The Eighteenth Emergency.

..you just never know what you are going to come across when you go on a book trek, searching for old books. There are all sorts of memories and associations to be had, nearly always unexpected. I very rarely come home with what I set out to find, it is nearly always something I was not thinkling off which seemed to leap up and declare itself ready for me.
              For instance, check this out; The Eighteenth Emergency by Betsy Byars. Many, many years ago I followed a reading of this story for a week on BBC1 on the television show Jackanory, a children's programme that involved some one reading a book over the course of five days. It was usually an actor or some well known television personalities stretching themselves( the word "celebrity" had some actual meaning then I suppose..) as they performed the story.

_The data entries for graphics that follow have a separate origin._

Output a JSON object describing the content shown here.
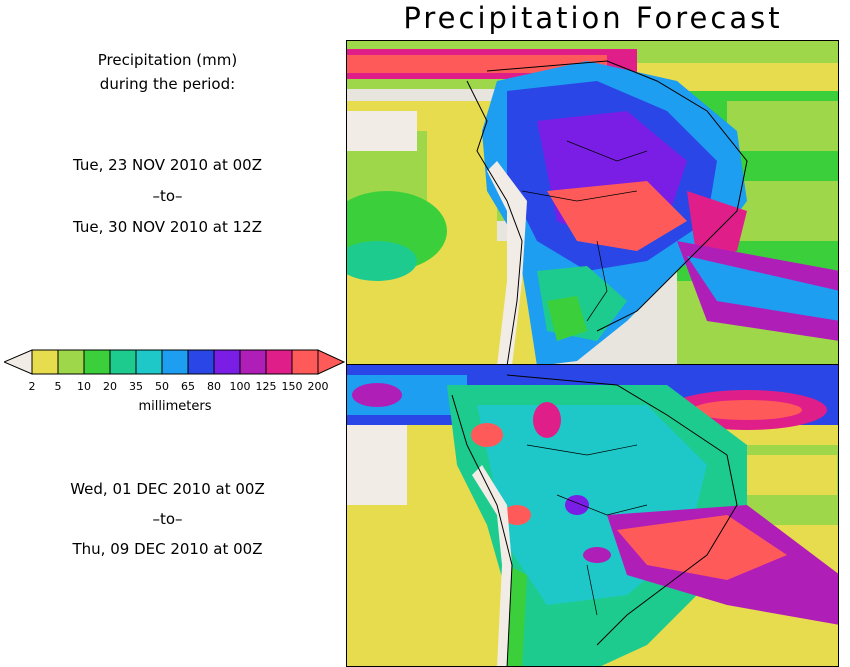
{
  "title": "Precipitation Forecast",
  "legend_header": [
    "Precipitation (mm)",
    "during the period:"
  ],
  "period1": {
    "start": "Tue, 23 NOV 2010 at 00Z",
    "sep": "–to–",
    "end": "Tue, 30 NOV 2010 at 12Z"
  },
  "period2": {
    "start": "Wed, 01 DEC 2010 at 00Z",
    "sep": "–to–",
    "end": "Thu, 09 DEC 2010 at 00Z"
  },
  "colorbar": {
    "unit_label": "millimeters",
    "labels": [
      "2",
      "5",
      "10",
      "20",
      "35",
      "50",
      "65",
      "80",
      "100",
      "125",
      "150",
      "200"
    ],
    "under_color": "#f2ece6",
    "over_color": "#ff5a5a",
    "colors": [
      "#e6dc4e",
      "#9ed84a",
      "#3ccf3c",
      "#1ecb8f",
      "#1ec8c8",
      "#1e9ef0",
      "#2a46e6",
      "#7a1ee6",
      "#b01eb8",
      "#e01e8a",
      "#ff5a5a"
    ]
  }
}
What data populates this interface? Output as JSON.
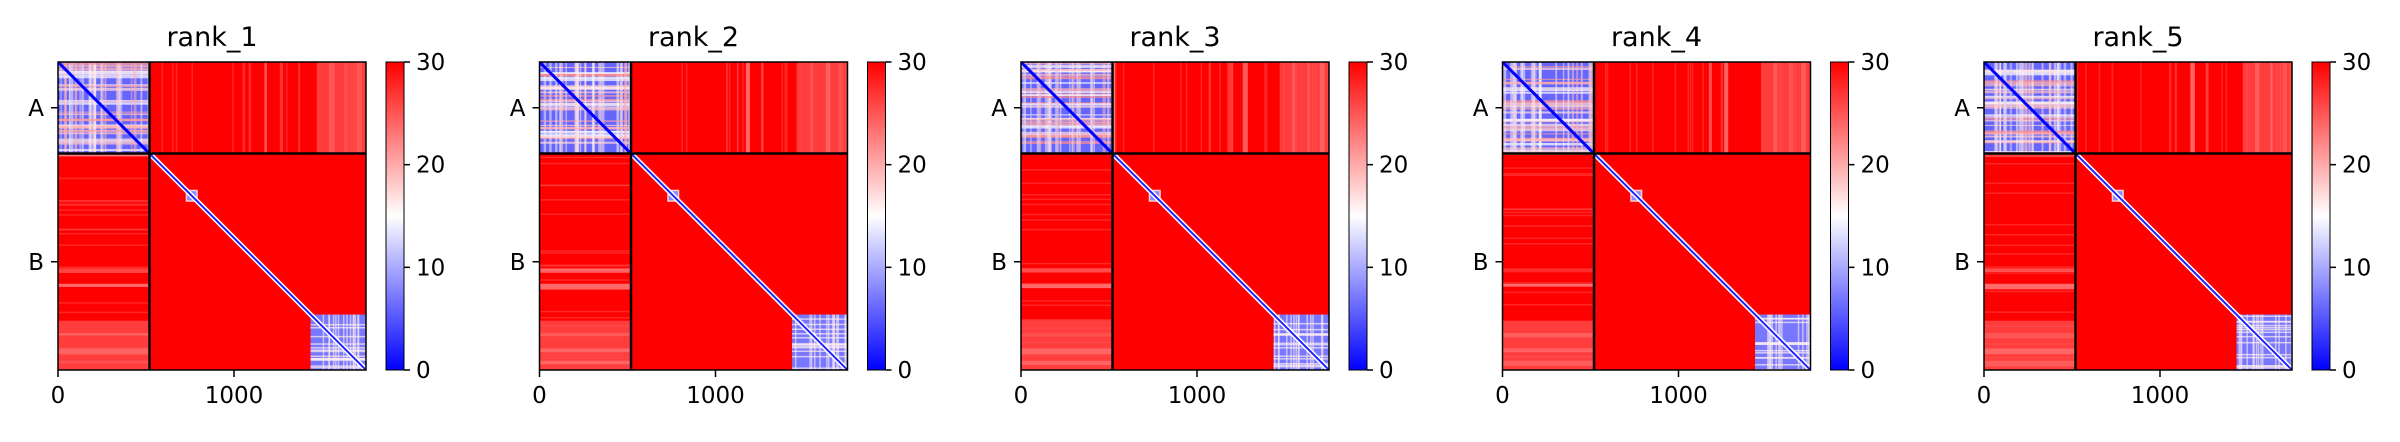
{
  "chart_data": {
    "type": "heatmap",
    "colormap": {
      "name": "bwr",
      "colors": [
        "#0000ff",
        "#ffffff",
        "#ff0000"
      ],
      "vmin": 0,
      "vmax": 30,
      "ticks": [
        0,
        10,
        20,
        30
      ]
    },
    "grid": false,
    "shared": {
      "chains": [
        "A",
        "B"
      ],
      "chain_boundary": 520,
      "matrix_size": 1750,
      "x_ticks": [
        0,
        1000
      ],
      "xlim": [
        0,
        1750
      ]
    },
    "panels": [
      {
        "title": "rank_1"
      },
      {
        "title": "rank_2"
      },
      {
        "title": "rank_3"
      },
      {
        "title": "rank_4"
      },
      {
        "title": "rank_5"
      }
    ]
  }
}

I was really enjoying this particular story as it involved a boy called Mouse who seemed to spend every minute of his day in the outside world ducking a school bully called Hammerman.
             I empathised. I could have turned dodging bullies into an Olympic sport. I can imagine it too, not being able to climb the podium because a horde of bullies want to hang me out a window by my ankles or dump me in the school sandpit. Both of which experiences I survived. Although beaches have an unusual resonance for me as does being hung upside down over perilous heights.

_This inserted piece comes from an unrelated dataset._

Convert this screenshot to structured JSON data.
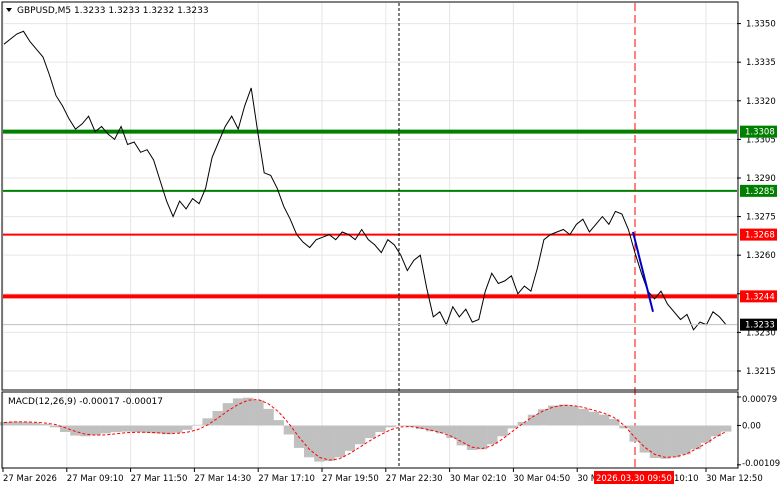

             This was in the seventies. A decade from the tail end of another century from which I sprung. Only for whatever reason I missed the last part. I was eleven years old and I never found out how it ended, how Mouse dealt with his bully..Until now that is. The copy of this Puffin paperback seemed to wave to me with its delightful Quentin Blake cover and I thought;"At last, after forty four years I will learn how to stand up to a bully.
               And you can too.
               Although you will have to read the book.
               Do not leave it as long as I did though.